Au milieu des appels croissants à une transparence totale pour les textes, images et vidéos générés par l’IA – un mouvement que Xu soutient – ​​ces résultats soulèvent des implications qui ne seront pas faciles à résoudre, dit-il. « Nous assistons à ce constat quelque peu éthiquement paradoxal selon lequel l’honnêteté et la transparence coûtent cher et sont punies. Si je collecte des fonds pour un membre de ma famille, l’utilisation de l’IA générative ne rend pas nécessairement ma pratique contraire à l’éthique. Mais la question est de savoir si les collecteurs de fonds veulent supporter un coût financier supplémentaire en raison de leur transparence.»
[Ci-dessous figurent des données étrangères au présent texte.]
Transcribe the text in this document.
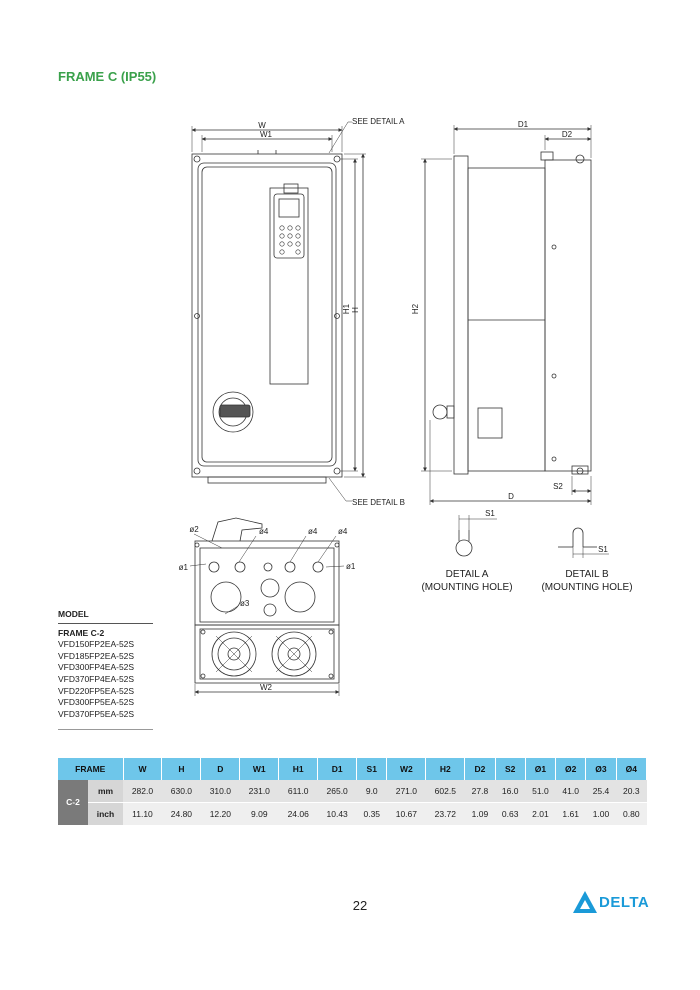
FRAME C (IP55)
W
W1
SEE DETAIL A
SEE DETAIL B
H1 H	H2
D1
D2
D
S2
W2
S1
S1
ø1
ø2	ø4	ø4	ø4
ø1
ø3
DETAIL A
(MOUNTING HOLE)
DETAIL B
(MOUNTING HOLE)
MODEL
FRAME C-2
VFD150FP2EA-52S
VFD185FP2EA-52S
VFD300FP4EA-52S
VFD370FP4EA-52S
VFD220FP5EA-52S
VFD300FP5EA-52S
VFD370FP5EA-52S
FRAME		W	H	D	W1	H1	D1	S1	W2	H2	D2	S2	Ø1	Ø2	Ø3	Ø4
C-2	mm	282.0	630.0	310.0	231.0	611.0	265.0	9.0	271.0	602.5	27.8	16.0	51.0	41.0	25.4	20.3
	inch	11.10	24.80	12.20	9.09	24.06	10.43	0.35	10.67	23.72	1.09	0.63	2.01	1.61	1.00	0.80
22	DELTA
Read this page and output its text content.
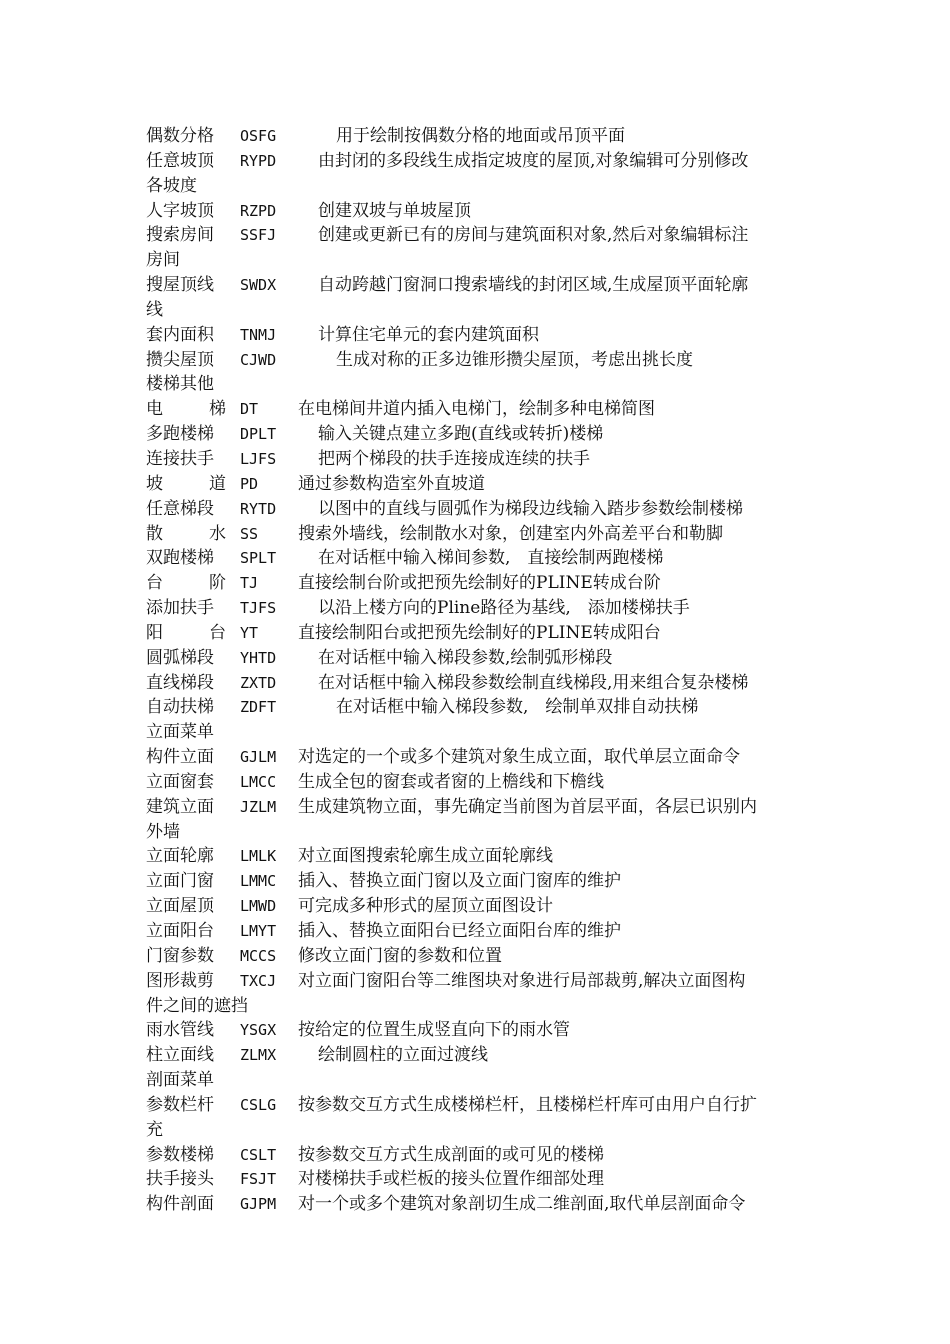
偶数分格	OSFG	用于绘制按偶数分格的地面或吊顶平面
任意坡顶	RYPD	由封闭的多段线生成指定坡度的屋顶,对象编辑可分别修改
各坡度
人字坡顶	RZPD	创建双坡与单坡屋顶
搜索房间	SSFJ	创建或更新已有的房间与建筑面积对象,然后对象编辑标注
房间
搜屋顶线	SWDX	自动跨越门窗洞口搜索墙线的封闭区域,生成屋顶平面轮廓
线
套内面积	TNMJ	计算住宅单元的套内建筑面积
攒尖屋顶	CJWD	生成对称的正多边锥形攒尖屋顶，考虑出挑长度
楼梯其他
电梯 DT	在电梯间井道内插入电梯门，绘制多种电梯简图
多跑楼梯	DPLT	输入关键点建立多跑(直线或转折)楼梯
连接扶手	LJFS	把两个梯段的扶手连接成连续的扶手
坡道 PD	通过参数构造室外直坡道
任意梯段	RYTD	以图中的直线与圆弧作为梯段边线输入踏步参数绘制楼梯
散水 SS	搜索外墙线，绘制散水对象，创建室内外高差平台和勒脚
双跑楼梯	SPLT	在对话框中输入梯间参数,　直接绘制两跑楼梯
台阶 TJ	直接绘制台阶或把预先绘制好的PLINE转成台阶
添加扶手	TJFS	以沿上楼方向的Pline路径为基线,　添加楼梯扶手
阳台 YT	直接绘制阳台或把预先绘制好的PLINE转成阳台
圆弧梯段	YHTD	在对话框中输入梯段参数,绘制弧形梯段
直线梯段	ZXTD	在对话框中输入梯段参数绘制直线梯段,用来组合复杂楼梯
自动扶梯	ZDFT	在对话框中输入梯段参数,　绘制单双排自动扶梯
立面菜单
构件立面	GJLM	对选定的一个或多个建筑对象生成立面，取代单层立面命令
立面窗套	LMCC	生成全包的窗套或者窗的上檐线和下檐线
建筑立面	JZLM	生成建筑物立面，事先确定当前图为首层平面，各层已识别内
外墙
立面轮廓	LMLK	对立面图搜索轮廓生成立面轮廓线
立面门窗	LMMC	插入、替换立面门窗以及立面门窗库的维护
立面屋顶	LMWD	可完成多种形式的屋顶立面图设计
立面阳台	LMYT	插入、替换立面阳台已经立面阳台库的维护
门窗参数	MCCS	修改立面门窗的参数和位置
图形裁剪	TXCJ	对立面门窗阳台等二维图块对象进行局部裁剪,解决立面图构
件之间的遮挡
雨水管线	YSGX	按给定的位置生成竖直向下的雨水管
柱立面线	ZLMX	绘制圆柱的立面过渡线
剖面菜单
参数栏杆	CSLG	按参数交互方式生成楼梯栏杆，且楼梯栏杆库可由用户自行扩
充
参数楼梯	CSLT	按参数交互方式生成剖面的或可见的楼梯
扶手接头	FSJT	对楼梯扶手或栏板的接头位置作细部处理
构件剖面	GJPM	对一个或多个建筑对象剖切生成二维剖面,取代单层剖面命令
Grâce à leur implication dans le NMDSI (où Xu co-préside également le sous-comité régional des talents du groupe) et à une communauté de science des données de plus en plus solide à Marquette qui couvre des disciplines telles que la communication, les affaires, les études sur la santé et l’informatique, Xu et ses collègues seront bien placés pour explorer plus en détail ces défis ainsi que d’autres associés à l’utilisation de l’IA, et fournir des conseils essentiels tout au long du processus.